A Christmas Letter—January 2006

Just over fourteen months ago, the first fallen leaf of the year waltzed timidly out of the sky, as if unsure if it was stepping out of turn. The sailor1 looked up just in time to see the leaf glance off his wife’s2 rosy cheek. They smiled at each other, and then grunted with effort as they lofted the last wooden crate of their belongings onto the ship.3 They had been waiting anxiously at port4 for five long months—far too long for a sailor to be out of work and away from the sea. A brand new ship (to them) and orders from the government5 were about to change that, however. Together, they would set sail in the morning.

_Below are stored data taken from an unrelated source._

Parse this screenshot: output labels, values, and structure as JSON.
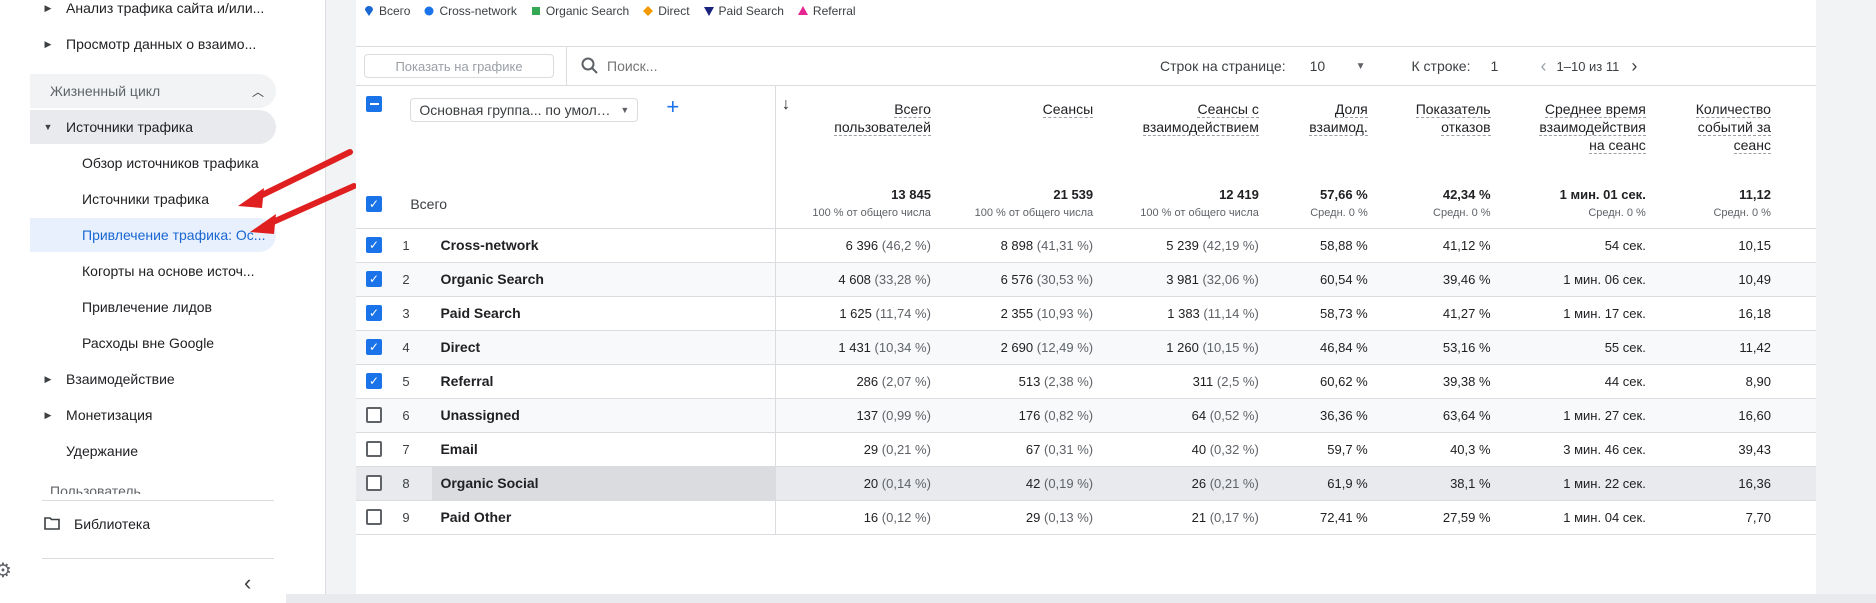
{
  "sidebar": {
    "items_top": [
      {
        "label": "Анализ трафика сайта и/или..."
      },
      {
        "label": "Просмотр данных о взаимо..."
      }
    ],
    "lifecycle_section": "Жизненный цикл",
    "acquisition_parent": "Источники трафика",
    "acquisition_children": [
      {
        "label": "Обзор источников трафика"
      },
      {
        "label": "Источники трафика"
      },
      {
        "label": "Привлечение трафика: Ос..."
      },
      {
        "label": "Когорты на основе источ..."
      },
      {
        "label": "Привлечение лидов"
      },
      {
        "label": "Расходы вне Google"
      }
    ],
    "items_bottom": [
      {
        "label": "Взаимодействие"
      },
      {
        "label": "Монетизация"
      },
      {
        "label": "Удержание"
      }
    ],
    "user_section": "Пользователь",
    "library": "Библиотека"
  },
  "legend": [
    {
      "label": "Всего",
      "color": "#1967d2",
      "shape": "pin"
    },
    {
      "label": "Cross-network",
      "color": "#1a73e8",
      "shape": "circle"
    },
    {
      "label": "Organic Search",
      "color": "#34a853",
      "shape": "square"
    },
    {
      "label": "Direct",
      "color": "#f29900",
      "shape": "diamond"
    },
    {
      "label": "Paid Search",
      "color": "#1a237e",
      "shape": "triangle-down"
    },
    {
      "label": "Referral",
      "color": "#e52592",
      "shape": "triangle-up"
    }
  ],
  "toolbar": {
    "show_on_chart": "Показать на графике",
    "search_placeholder": "Поиск...",
    "rows_per_page_label": "Строк на странице:",
    "rows_per_page_value": "10",
    "go_to_row_label": "К строке:",
    "go_to_row_value": "1",
    "pagination": "1–10 из 11"
  },
  "table": {
    "dimension_select": "Основная группа... по умолчанию)",
    "headers": [
      {
        "l1": "Всего",
        "l2": "пользователей"
      },
      {
        "l1": "Сеансы",
        "l2": ""
      },
      {
        "l1": "Сеансы с",
        "l2": "взаимодействием"
      },
      {
        "l1": "Доля",
        "l2": "взаимод."
      },
      {
        "l1": "Показатель",
        "l2": "отказов"
      },
      {
        "l1": "Среднее время",
        "l2": "взаимодействия",
        "l3": "на сеанс"
      },
      {
        "l1": "Количество",
        "l2": "событий за",
        "l3": "сеанс"
      }
    ],
    "total_label": "Всего",
    "totals": [
      {
        "value": "13 845",
        "sub": "100 % от общего числа"
      },
      {
        "value": "21 539",
        "sub": "100 % от общего числа"
      },
      {
        "value": "12 419",
        "sub": "100 % от общего числа"
      },
      {
        "value": "57,66 %",
        "sub": "Средн. 0 %"
      },
      {
        "value": "42,34 %",
        "sub": "Средн. 0 %"
      },
      {
        "value": "1 мин. 01 сек.",
        "sub": "Средн. 0 %"
      },
      {
        "value": "11,12",
        "sub": "Средн. 0 %"
      }
    ],
    "rows": [
      {
        "n": "1",
        "name": "Cross-network",
        "checked": true,
        "users": "6 396",
        "users_pct": "(46,2 %)",
        "sessions": "8 898",
        "sessions_pct": "(41,31 %)",
        "eng": "5 239",
        "eng_pct": "(42,19 %)",
        "rate": "58,88 %",
        "bounce": "41,12 %",
        "avg": "54 сек.",
        "events": "10,15"
      },
      {
        "n": "2",
        "name": "Organic Search",
        "checked": true,
        "users": "4 608",
        "users_pct": "(33,28 %)",
        "sessions": "6 576",
        "sessions_pct": "(30,53 %)",
        "eng": "3 981",
        "eng_pct": "(32,06 %)",
        "rate": "60,54 %",
        "bounce": "39,46 %",
        "avg": "1 мин. 06 сек.",
        "events": "10,49"
      },
      {
        "n": "3",
        "name": "Paid Search",
        "checked": true,
        "users": "1 625",
        "users_pct": "(11,74 %)",
        "sessions": "2 355",
        "sessions_pct": "(10,93 %)",
        "eng": "1 383",
        "eng_pct": "(11,14 %)",
        "rate": "58,73 %",
        "bounce": "41,27 %",
        "avg": "1 мин. 17 сек.",
        "events": "16,18"
      },
      {
        "n": "4",
        "name": "Direct",
        "checked": true,
        "users": "1 431",
        "users_pct": "(10,34 %)",
        "sessions": "2 690",
        "sessions_pct": "(12,49 %)",
        "eng": "1 260",
        "eng_pct": "(10,15 %)",
        "rate": "46,84 %",
        "bounce": "53,16 %",
        "avg": "55 сек.",
        "events": "11,42"
      },
      {
        "n": "5",
        "name": "Referral",
        "checked": true,
        "users": "286",
        "users_pct": "(2,07 %)",
        "sessions": "513",
        "sessions_pct": "(2,38 %)",
        "eng": "311",
        "eng_pct": "(2,5 %)",
        "rate": "60,62 %",
        "bounce": "39,38 %",
        "avg": "44 сек.",
        "events": "8,90"
      },
      {
        "n": "6",
        "name": "Unassigned",
        "checked": false,
        "users": "137",
        "users_pct": "(0,99 %)",
        "sessions": "176",
        "sessions_pct": "(0,82 %)",
        "eng": "64",
        "eng_pct": "(0,52 %)",
        "rate": "36,36 %",
        "bounce": "63,64 %",
        "avg": "1 мин. 27 сек.",
        "events": "16,60"
      },
      {
        "n": "7",
        "name": "Email",
        "checked": false,
        "users": "29",
        "users_pct": "(0,21 %)",
        "sessions": "67",
        "sessions_pct": "(0,31 %)",
        "eng": "40",
        "eng_pct": "(0,32 %)",
        "rate": "59,7 %",
        "bounce": "40,3 %",
        "avg": "3 мин. 46 сек.",
        "events": "39,43"
      },
      {
        "n": "8",
        "name": "Organic Social",
        "checked": false,
        "users": "20",
        "users_pct": "(0,14 %)",
        "sessions": "42",
        "sessions_pct": "(0,19 %)",
        "eng": "26",
        "eng_pct": "(0,21 %)",
        "rate": "61,9 %",
        "bounce": "38,1 %",
        "avg": "1 мин. 22 сек.",
        "events": "16,36"
      },
      {
        "n": "9",
        "name": "Paid Other",
        "checked": false,
        "users": "16",
        "users_pct": "(0,12 %)",
        "sessions": "29",
        "sessions_pct": "(0,13 %)",
        "eng": "21",
        "eng_pct": "(0,17 %)",
        "rate": "72,41 %",
        "bounce": "27,59 %",
        "avg": "1 мин. 04 сек.",
        "events": "7,70"
      }
    ]
  }
}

The sun was just beginning to peek over the horizon when the sailor began to steer his ship away from the dock. His wife’s parents were waving on the edge of the pier, swathed in the cold mist of their warm breath. The mouth of the harbor beckoned as the gateway to the wide world beyond. It looked like it would be a beautiful day to sail.

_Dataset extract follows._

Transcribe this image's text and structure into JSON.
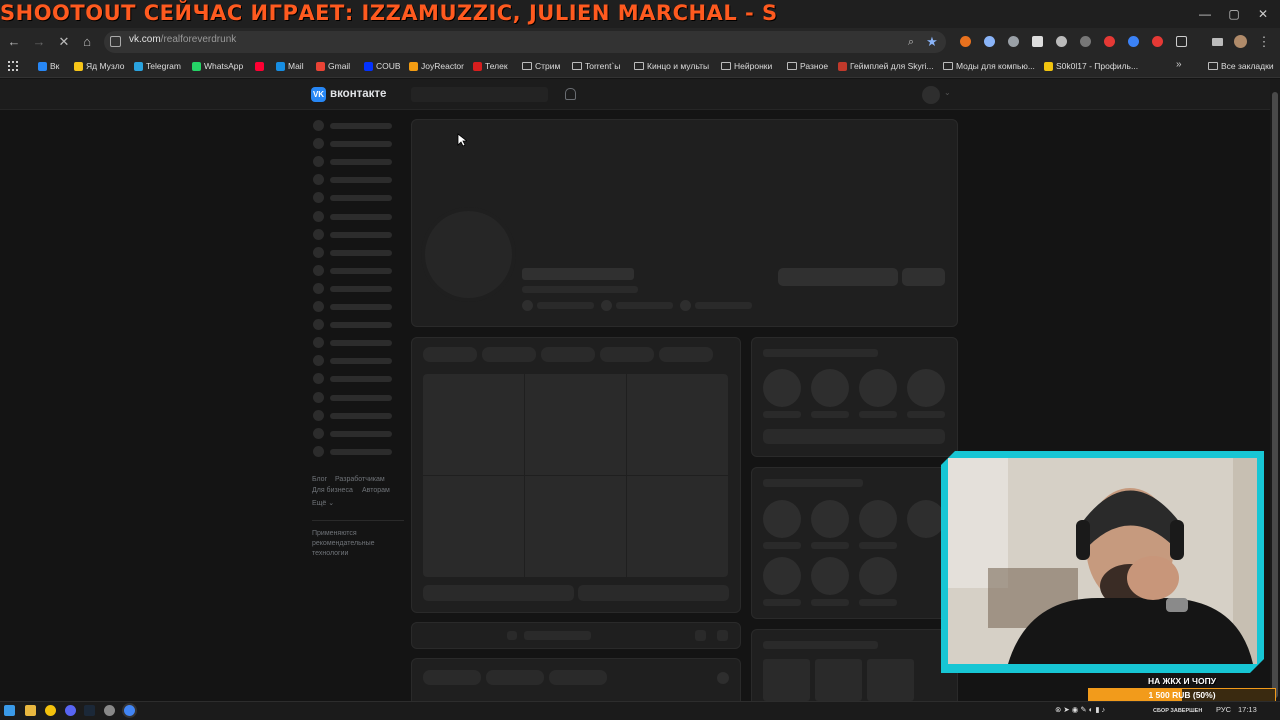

Surprisingly, the inspection before entering the open sea went quickly and without controversy. Their cargo had been scrupulously inventoried, but it turns out that the effort was all for naught. A simple examination of papers satisfied the official curiosity. The ocean breeze beckoned, and they began to sail.

Their final destination was unknown. Family, however, beckoned at two harbors several day’s journey away; the sailor hoped to visit the first6 briefly and settle temporary at the second7 while he searched for a more permanent avenue of employment.

Sailing was beautifully smooth; the nippy fall breeze blew faithfully westward. The air, though cold with ocean spray, rarely chilled them beyond comfort, the sun shone steadily on their faces during the day, and a circular moon brightened the nighttimes. They arrived at the first port nearly half a day earlier than expected, and were readily received by anxious family and friends. Celebrations began—it seemed that the end of their five-month truancy was finally near. The sailor even heard rumors of employment in the midst of the festivities. He made contact, but soon decided to press on to the second port, the home of his family, to settle while trying to find the best available line of work.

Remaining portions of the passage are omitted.